Ceremony awarding the certification of registration of the Casiotone 201 as an important historical asset of science and technology, held on September 15 at the National Museum of Nature and Science in Ueno, Tokyo.
Detailed reasoning for the selection
The Casiotone 201 is a small electronic keyboard that used a sound source called the "consonant and vowel" system, a revolutionary approach for the time that generated two LSI types for the sound waveform, one for the beginning of the sound (the "consonant") and one for the decay (the "vowel"), and then merged through two sounds through a process of D/A conversion. At a time when many dedicated musical instrument makers were planning how to enter the market for the new category of portable keyboards, Casio Computer drew attention by becoming a new player in the field of musical instruments. The Casiotone 201 featured a standard 49-key keyboard, internal speakers, the ability to produce eight tones simultaneously, and the inclusion of 29 types of musical instrument sounds. All of this was available for 97,000 yen, an affordable price at the time.
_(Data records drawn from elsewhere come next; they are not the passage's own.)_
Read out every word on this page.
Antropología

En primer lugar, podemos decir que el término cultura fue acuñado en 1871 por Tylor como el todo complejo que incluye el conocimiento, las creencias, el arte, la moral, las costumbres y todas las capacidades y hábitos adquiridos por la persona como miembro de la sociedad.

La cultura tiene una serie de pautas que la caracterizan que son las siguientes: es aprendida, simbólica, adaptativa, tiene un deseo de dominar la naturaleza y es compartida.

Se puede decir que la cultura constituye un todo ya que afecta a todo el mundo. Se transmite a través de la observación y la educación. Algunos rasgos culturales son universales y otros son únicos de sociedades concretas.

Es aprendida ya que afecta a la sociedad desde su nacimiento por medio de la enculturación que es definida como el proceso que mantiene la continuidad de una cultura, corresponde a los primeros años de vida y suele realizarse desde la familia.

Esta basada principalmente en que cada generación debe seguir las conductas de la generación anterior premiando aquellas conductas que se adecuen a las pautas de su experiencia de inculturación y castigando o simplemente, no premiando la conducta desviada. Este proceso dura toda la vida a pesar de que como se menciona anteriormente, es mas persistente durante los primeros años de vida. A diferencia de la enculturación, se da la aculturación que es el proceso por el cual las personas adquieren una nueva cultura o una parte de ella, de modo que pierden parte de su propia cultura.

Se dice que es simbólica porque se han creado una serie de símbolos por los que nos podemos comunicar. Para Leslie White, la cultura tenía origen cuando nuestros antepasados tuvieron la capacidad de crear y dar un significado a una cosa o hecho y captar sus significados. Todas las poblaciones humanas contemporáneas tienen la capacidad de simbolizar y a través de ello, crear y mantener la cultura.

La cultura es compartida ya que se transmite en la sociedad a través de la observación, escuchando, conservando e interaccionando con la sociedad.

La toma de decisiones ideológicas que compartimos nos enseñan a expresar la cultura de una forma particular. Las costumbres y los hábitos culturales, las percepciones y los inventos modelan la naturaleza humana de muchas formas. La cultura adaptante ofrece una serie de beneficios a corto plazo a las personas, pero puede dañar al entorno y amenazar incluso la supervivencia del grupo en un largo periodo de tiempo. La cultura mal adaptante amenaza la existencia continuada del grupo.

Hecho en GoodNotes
The model was an important driver of an increase in the number of players based on its ability to allow players to easily enjoy beautiful tones.
About the "future heritage technology" designation：
Future heritage technologies are registered under a system that has been operated by the National Museum of Nature and Science, Tokyo (Yoshihiro Hayashi, director) since 2008. This system aims for the preservation and usage of historical assets of science and technology that represent the important historical results of the development of science and technology and that hold an important significance in being passed down to the next generation, as well as historical assets of science and technology that have made an undeniable impact on people's lives, the economy, society, and culture.